Perhaps the greatest vice of our age is the belief that certain domains are simply amoral—economics, for instance. Republican presidential candidate Jeb Bush recently joined a long line of conservatives who believe matters of money are excused from the directives of faith, contrary to centuries of Christian teaching. For this reason, making the case that Francis’s teachings on the economy are not only theologically sound but appropriate for a Pope has been an important task for those hoping to see a Francis effect in politics. Andrea Tornielli and Giacomo Galeazzi
’s compact book This Economy Kills does precisely that.

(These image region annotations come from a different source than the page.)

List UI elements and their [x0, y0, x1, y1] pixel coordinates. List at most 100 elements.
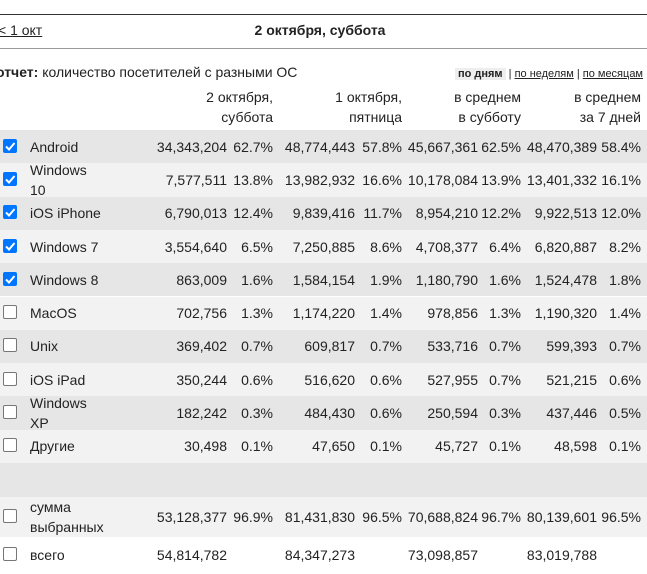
share-cell: 0.1% — [241, 438, 273, 455]
value-cell: 1,524,478 — [534, 271, 597, 288]
share-cell: 0.6% — [609, 371, 641, 388]
value-cell: 863,009 — [176, 271, 227, 288]
value-cell: 609,817 — [304, 338, 355, 355]
row-name: iOS iPad — [30, 371, 86, 388]
column-header-line: в среднем — [574, 89, 641, 105]
share-cell: 96.9% — [233, 509, 273, 525]
value-cell: 437,446 — [546, 405, 597, 422]
share-cell: 8.2% — [609, 238, 641, 255]
share-cell: 1.6% — [241, 271, 273, 288]
row-name: всего — [30, 546, 65, 563]
value-cell: 4,708,377 — [415, 238, 478, 255]
report-label: отчет: — [0, 64, 39, 80]
row-name: Windows 7 — [30, 238, 99, 255]
share-cell: 0.1% — [489, 438, 521, 455]
column-header-line: 1 октября, — [335, 89, 402, 105]
column-header-line: суббота — [221, 109, 273, 125]
table-row: iOS iPhone 6,790,013 9,839,416 8,954,210 9,9… — [0, 196, 647, 230]
checkbox[interactable] — [3, 171, 17, 186]
value-cell: 9,922,513 — [534, 205, 597, 222]
checkbox[interactable] — [3, 305, 17, 320]
checkbox[interactable] — [3, 438, 17, 453]
share-cell: 96.5% — [601, 509, 641, 525]
row-name: iOS iPhone — [30, 205, 101, 222]
table-row: сумма выбранных 53,128,377 81,431,830 70,68… — [0, 497, 647, 537]
value-cell: 599,393 — [546, 338, 597, 355]
value-cell: 47,650 — [312, 438, 355, 455]
checkbox[interactable] — [3, 271, 17, 286]
value-cell: 53,128,377 — [156, 509, 227, 525]
table-row: Windows 10 7,577,511 13,982,932 10,178,084 1… — [0, 162, 647, 198]
value-cell: 350,244 — [176, 371, 227, 388]
page-title: 2 октября, суббота — [254, 22, 386, 38]
share-cell: 0.5% — [609, 405, 641, 422]
check-mark — [5, 208, 16, 218]
checkbox[interactable] — [3, 405, 17, 420]
value-cell: 54,814,782 — [156, 546, 227, 563]
value-cell: 6,820,887 — [534, 238, 597, 255]
share-cell: 13.9% — [481, 171, 521, 188]
value-cell: 250,594 — [427, 405, 478, 422]
share-cell: 0.7% — [609, 338, 641, 355]
share-cell: 11.7% — [363, 205, 402, 222]
period-active[interactable]: по дням — [454, 68, 506, 80]
share-cell: 0.3% — [241, 405, 273, 422]
row-name: сумма выбранных — [30, 499, 104, 535]
value-cell: 6,790,013 — [164, 205, 227, 222]
table-row: Unix 369,402 609,817 533,716 599,393 0.7% 0.7%… — [0, 329, 647, 364]
share-cell: 6.5% — [241, 238, 273, 255]
column-header-line: 2 октября, — [206, 89, 273, 105]
column-header: 1 октября, пятница — [335, 87, 402, 127]
separator: | — [508, 68, 512, 80]
column-header: 2 октября, суббота — [206, 87, 273, 127]
share-cell: 62.5% — [481, 138, 521, 155]
share-cell: 6.4% — [489, 238, 521, 255]
column-header: в среднем за 7 дней — [574, 87, 641, 127]
value-cell: 521,215 — [546, 371, 597, 388]
share-cell: 12.2% — [481, 205, 521, 222]
value-cell: 182,242 — [176, 405, 227, 422]
row-name: Windows XP — [30, 395, 87, 432]
prev-link[interactable]: < 1 окт — [0, 22, 43, 38]
share-cell: 0.7% — [370, 338, 402, 355]
table-row: Android 34,343,204 48,774,443 45,667,361 48,… — [0, 130, 647, 164]
column-header-line: за 7 дней — [579, 109, 641, 125]
checkbox[interactable] — [3, 546, 17, 561]
checkbox[interactable] — [3, 138, 17, 153]
value-cell: 702,756 — [176, 305, 227, 322]
period-link[interactable]: по неделям — [514, 68, 574, 80]
column-header-line: в субботу — [458, 109, 521, 125]
share-cell: 96.7% — [481, 509, 521, 525]
period-link[interactable]: по месяцам — [582, 68, 643, 80]
column-header-line: пятница — [349, 109, 402, 125]
spacer-row — [0, 463, 647, 497]
share-cell: 13.8% — [233, 171, 273, 188]
column-header-line: в среднем — [454, 89, 521, 105]
table-row: Windows XP 182,242 484,430 250,594 437,446 0.… — [0, 395, 647, 431]
row-name: Unix — [30, 338, 59, 355]
check-mark — [5, 141, 16, 151]
row-name: Windows 8 — [30, 271, 99, 288]
checkbox[interactable] — [3, 338, 17, 353]
checkbox[interactable] — [3, 238, 17, 253]
share-cell: 16.1% — [601, 171, 641, 188]
value-cell: 73,098,857 — [407, 546, 478, 563]
share-cell: 1.6% — [489, 271, 521, 288]
column-header: в среднем в субботу — [454, 87, 521, 127]
share-cell: 0.6% — [241, 371, 273, 388]
checkbox[interactable] — [3, 509, 17, 523]
share-cell: 0.3% — [489, 405, 521, 422]
share-cell: 0.6% — [370, 405, 402, 422]
checkbox[interactable] — [3, 205, 17, 220]
value-cell: 7,577,511 — [165, 171, 227, 188]
value-cell: 516,620 — [304, 371, 355, 388]
share-cell: 0.7% — [489, 371, 521, 388]
value-cell: 80,139,601 — [526, 509, 597, 525]
share-cell: 57.8% — [362, 138, 402, 155]
value-cell: 9,839,416 — [292, 205, 355, 222]
share-cell: 1.4% — [609, 305, 641, 322]
report-text: количество посетителей с разными ОС — [42, 64, 298, 80]
checkbox[interactable] — [3, 371, 17, 386]
share-cell: 1.3% — [241, 305, 273, 322]
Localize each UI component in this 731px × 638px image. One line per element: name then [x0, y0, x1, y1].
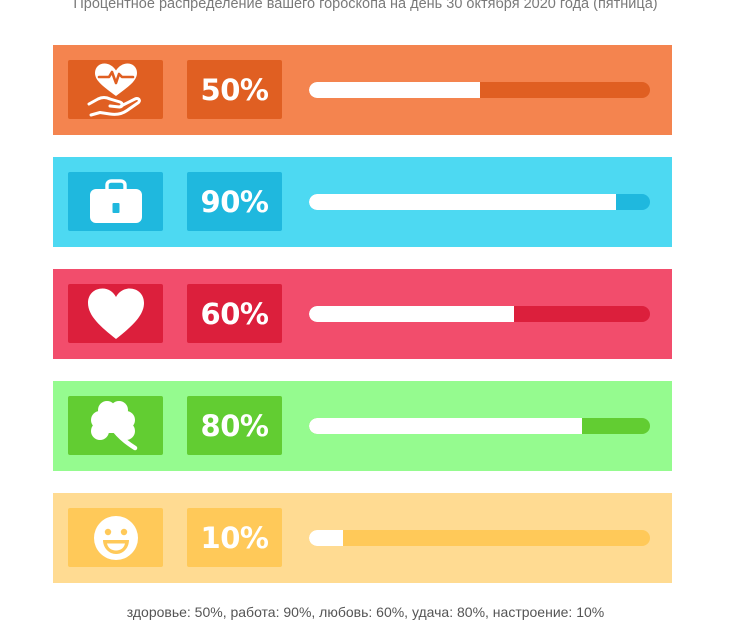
- luck-progress-fill: [309, 418, 582, 434]
- mood-icon-box: [68, 508, 163, 567]
- horoscope-row-love: 60%: [53, 269, 672, 359]
- smiley-icon: [93, 515, 138, 560]
- health-icon-box: [68, 60, 163, 119]
- horoscope-row-mood: 10%: [53, 493, 672, 583]
- work-progress-fill: [309, 194, 616, 210]
- health-percent: 50%: [187, 60, 282, 119]
- love-progress-fill: [309, 306, 514, 322]
- luck-icon-box: [68, 396, 163, 455]
- clover-icon: [90, 400, 137, 450]
- horoscope-row-health: 50%: [53, 45, 672, 135]
- love-progress-bar: [309, 306, 650, 322]
- summary-caption: здоровье: 50%, работа: 90%, любовь: 60%,…: [126, 604, 605, 620]
- health-progress-bar: [309, 82, 650, 98]
- mood-progress-fill: [309, 530, 344, 546]
- heart-care-hand-icon: [87, 63, 141, 116]
- horoscope-row-work: 90%: [53, 157, 672, 247]
- luck-percent: 80%: [187, 396, 282, 455]
- love-percent: 60%: [187, 284, 282, 343]
- mood-percent: 10%: [187, 508, 282, 567]
- mood-progress-bar: [309, 530, 650, 546]
- page-title: Процентное распределение вашего гороскоп…: [73, 0, 658, 12]
- health-progress-fill: [309, 82, 480, 98]
- work-progress-bar: [309, 194, 650, 210]
- horoscope-row-luck: 80%: [53, 381, 672, 471]
- work-percent: 90%: [187, 172, 282, 231]
- heart-icon: [87, 288, 144, 339]
- briefcase-icon: [89, 178, 142, 223]
- love-icon-box: [68, 284, 163, 343]
- work-icon-box: [68, 172, 163, 231]
- luck-progress-bar: [309, 418, 650, 434]
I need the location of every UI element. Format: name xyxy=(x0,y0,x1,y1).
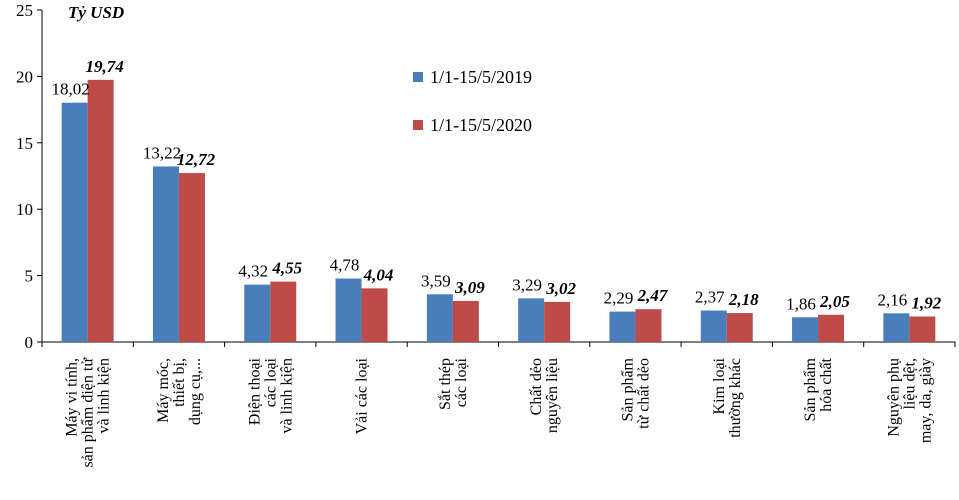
category-label-line: từ chất dẻo xyxy=(635,358,652,429)
bar-2020 xyxy=(635,309,662,342)
category-label: Sắt thép các loại xyxy=(437,357,470,410)
data-label-2019: 2,29 xyxy=(604,289,634,308)
data-label-2020: 4,04 xyxy=(363,265,394,284)
y-tick-label: 0 xyxy=(25,333,34,352)
data-label-2019: 4,32 xyxy=(238,262,268,281)
category-label-line: thường khác xyxy=(727,358,744,438)
bar-2019 xyxy=(609,311,636,342)
category-label-line: Kim loại xyxy=(711,357,728,414)
category-label-line: hóa chất xyxy=(818,357,835,411)
bar-2019 xyxy=(244,284,271,342)
category-label-line: Vải các loại xyxy=(354,357,371,434)
data-label-2020: 3,02 xyxy=(545,279,576,298)
data-label-2019: 2,16 xyxy=(877,290,907,309)
category-label-line: và linh kiện xyxy=(278,358,295,434)
bar-2019 xyxy=(700,310,727,342)
category-label-line: Chất dẻo xyxy=(528,358,545,415)
category-label: Máy vi tính, sản phẩm điện tử và linh kiện xyxy=(64,357,113,468)
y-tick-label: 5 xyxy=(25,267,34,286)
category-label-line: các loại xyxy=(262,357,279,407)
y-tick-label: 20 xyxy=(16,67,33,86)
category-label: Sản phẩm từ chất dẻo xyxy=(619,357,652,428)
data-label-2020: 2,05 xyxy=(819,292,850,311)
category-label: Vải các loại xyxy=(354,357,371,434)
bar-2020 xyxy=(818,314,845,342)
category-label-line: dụng cụ,... xyxy=(187,358,204,425)
category-label-line: liệu dệt, xyxy=(901,358,918,410)
data-label-2020: 1,92 xyxy=(911,294,941,313)
data-label-2019: 3,29 xyxy=(512,275,542,294)
category-label: Kim loại thường khác xyxy=(711,357,744,437)
category-label-line: Máy vi tính, xyxy=(64,358,81,437)
category-label-line: thiết bị, xyxy=(171,358,188,407)
data-label-2019: 2,37 xyxy=(695,288,725,307)
bar-2019 xyxy=(426,294,453,342)
legend-label: 1/1-15/5/2019 xyxy=(430,67,532,87)
data-label-2019: 4,78 xyxy=(330,256,360,275)
legend-swatch xyxy=(413,120,423,130)
category-label-line: Sắt thép xyxy=(437,358,454,410)
category-label-line: và linh kiện xyxy=(96,358,113,434)
category-label-line: Sản phẩm xyxy=(802,357,819,421)
data-label-2020: 19,74 xyxy=(86,57,124,76)
bar-2020 xyxy=(87,79,114,343)
data-label-2020: 2,47 xyxy=(637,286,669,305)
y-tick-label: 10 xyxy=(16,200,33,219)
category-label-line: Nguyên phụ xyxy=(885,358,902,437)
legend-swatch xyxy=(413,72,423,82)
data-label-2019: 1,86 xyxy=(786,294,816,313)
category-label: Nguyên phụ liệu dệt, may, da, giày xyxy=(885,358,934,443)
data-label-2020: 12,72 xyxy=(177,150,216,169)
bar-2019 xyxy=(518,298,545,342)
data-label-2019: 13,22 xyxy=(143,143,181,162)
chart-category-labels: Máy vi tính, sản phẩm điện tử và linh kiện… xyxy=(64,357,935,468)
chart-legend: 1/1-15/5/2019 1/1-15/5/2020 xyxy=(413,67,532,135)
data-label-2019: 18,02 xyxy=(52,80,90,99)
category-label-line: nguyên liệu xyxy=(544,358,561,433)
bar-2020 xyxy=(909,316,936,342)
y-tick-label: 15 xyxy=(16,134,33,153)
category-label: Chất dẻo nguyên liệu xyxy=(528,358,561,433)
category-label-line: Sản phẩm xyxy=(619,357,636,421)
bar-2020 xyxy=(726,313,753,342)
data-label-2020: 2,18 xyxy=(728,290,759,309)
bar-2020 xyxy=(361,288,388,342)
bar-2019 xyxy=(792,317,819,342)
category-label-line: may, da, giày xyxy=(917,358,934,443)
category-label-line: Máy móc, xyxy=(155,358,172,423)
bar-2019 xyxy=(152,166,179,342)
y-tick-label: 25 xyxy=(16,1,33,20)
category-label: Sản phẩm hóa chất xyxy=(802,357,835,421)
bar-2020 xyxy=(544,301,571,342)
category-label-line: các loại xyxy=(453,357,470,407)
bar-2020 xyxy=(178,173,205,342)
category-label-line: Điện thoại xyxy=(246,357,263,425)
legend-label: 1/1-15/5/2020 xyxy=(430,115,532,135)
data-label-2019: 3,59 xyxy=(421,271,451,290)
bar-2019 xyxy=(883,313,910,342)
category-label: Máy móc, thiết bị, dụng cụ,... xyxy=(155,358,204,425)
category-label-line: sản phẩm điện tử xyxy=(80,357,97,468)
bar-2020 xyxy=(452,300,479,342)
category-label: Điện thoại các loại và linh kiện xyxy=(246,357,295,433)
y-axis-title: Tỷ USD xyxy=(68,3,124,22)
data-label-2020: 4,55 xyxy=(271,259,302,278)
bar-2019 xyxy=(61,102,88,342)
bar-2020 xyxy=(270,281,297,342)
bar-2019 xyxy=(335,278,362,342)
chart-bars xyxy=(61,79,936,343)
data-label-2020: 3,09 xyxy=(454,278,485,297)
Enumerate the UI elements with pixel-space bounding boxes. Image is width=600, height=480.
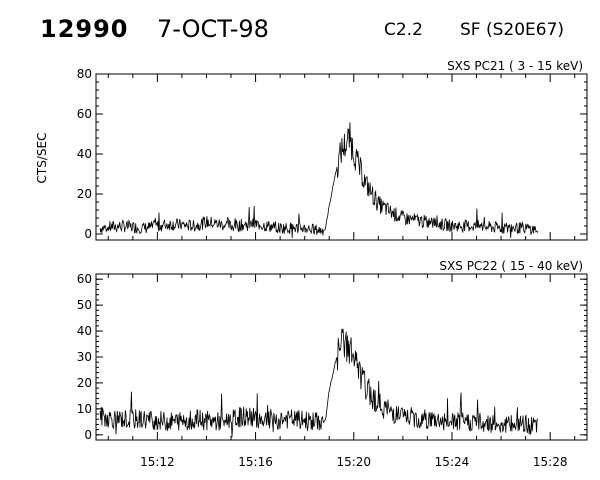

Tornielli and Galeazzi are each longtime observers of the Vatican, and put their experience to use in outlining the Church’s longstanding skepticism of the excesses of free market capitalism, a stance which seems better understood in Europe and Latin America than within the United States. For Tornielli and Galeazzi, correcting the “forgetfulness that sometimes seems to exist in the Catholic world regarding some relevant and surprising pages of the social doctrine of the church” is key to making the case for the legitimacy of Francis’s economic message. Their book brings together a slew of experts with different perspectives on Francis’s economics, though their views seem to converge in that all view Francis as committed to a more equitable world, in which gainful work and adequate public resources are made available to all.

One of the most fascinating aspects of Tornielli and Galeazzi’s book is an interview they managed to conduct with Francis himself. In the latter pages of the volume, Tornielli and Galeazzi ask Francis to demonstrate the continuity of his vision of a just economy (“We need programs, structures, and policies leading to a better allocation of resources, job creation, and the integral advancement of those who are excluded,” the pontiff says) with that of Church tradition. To do so, Francis cites none other than Pope John XXIII:

A month before the opening of the Second Vatican Council, Pope John XXIII said: “The church reveals itself as it is and as it aspires to be, that is, everyone’s church, and particularly the church of the poor.”...The church’s invitation to overcome what I have called the ‘globalization of indifference’ is far from any political interest and ideology. Animated only by Jesus’ words, the church wants to make its contribution to build a world where we look after one another and care for each other.

It really is as simple as that: Francis’s message underscores the Christian mandate to genuinely care for one another in all domains of life, in whatever office or capacity a person finds herself. Maybe this is why the edifices of power have such difficulty contending with Francis: His brand of reform is truly to re-form, to reconstitute what has long been true of the Church and valued in the Catholic tradition, and to present the core message of Christian teaching simply and authentically. Whatever he says when he addresses Congress this coming week will be historic not only for the singularity of the occasion, but because the message of Jesus is still uncomfortably revolutionary, even in our enlightened age, which by the day seems darker.

In Men in Dark Times, Arendt admits it is hard to say without retrospect whether the light cast by our contemporary luminaries “was the light of a candle or that of a blazing sun.” That, she decides, is a job for posterity. Indeed it is impossible for us now to know whether or not Pope Francis will be memorialized as an outsize figure either within the Church or without; what we can more soundly say is that his teachings and example routinely defy the notion that we are doomed to the darkness of our times. As Saint Augustine said in a fifth century sermon, “We make our times; such as we are, such are the times.” If the “Francis effect” has an immediate or lasting effect, it will show itself not in how we cope with our times, but in how we change them.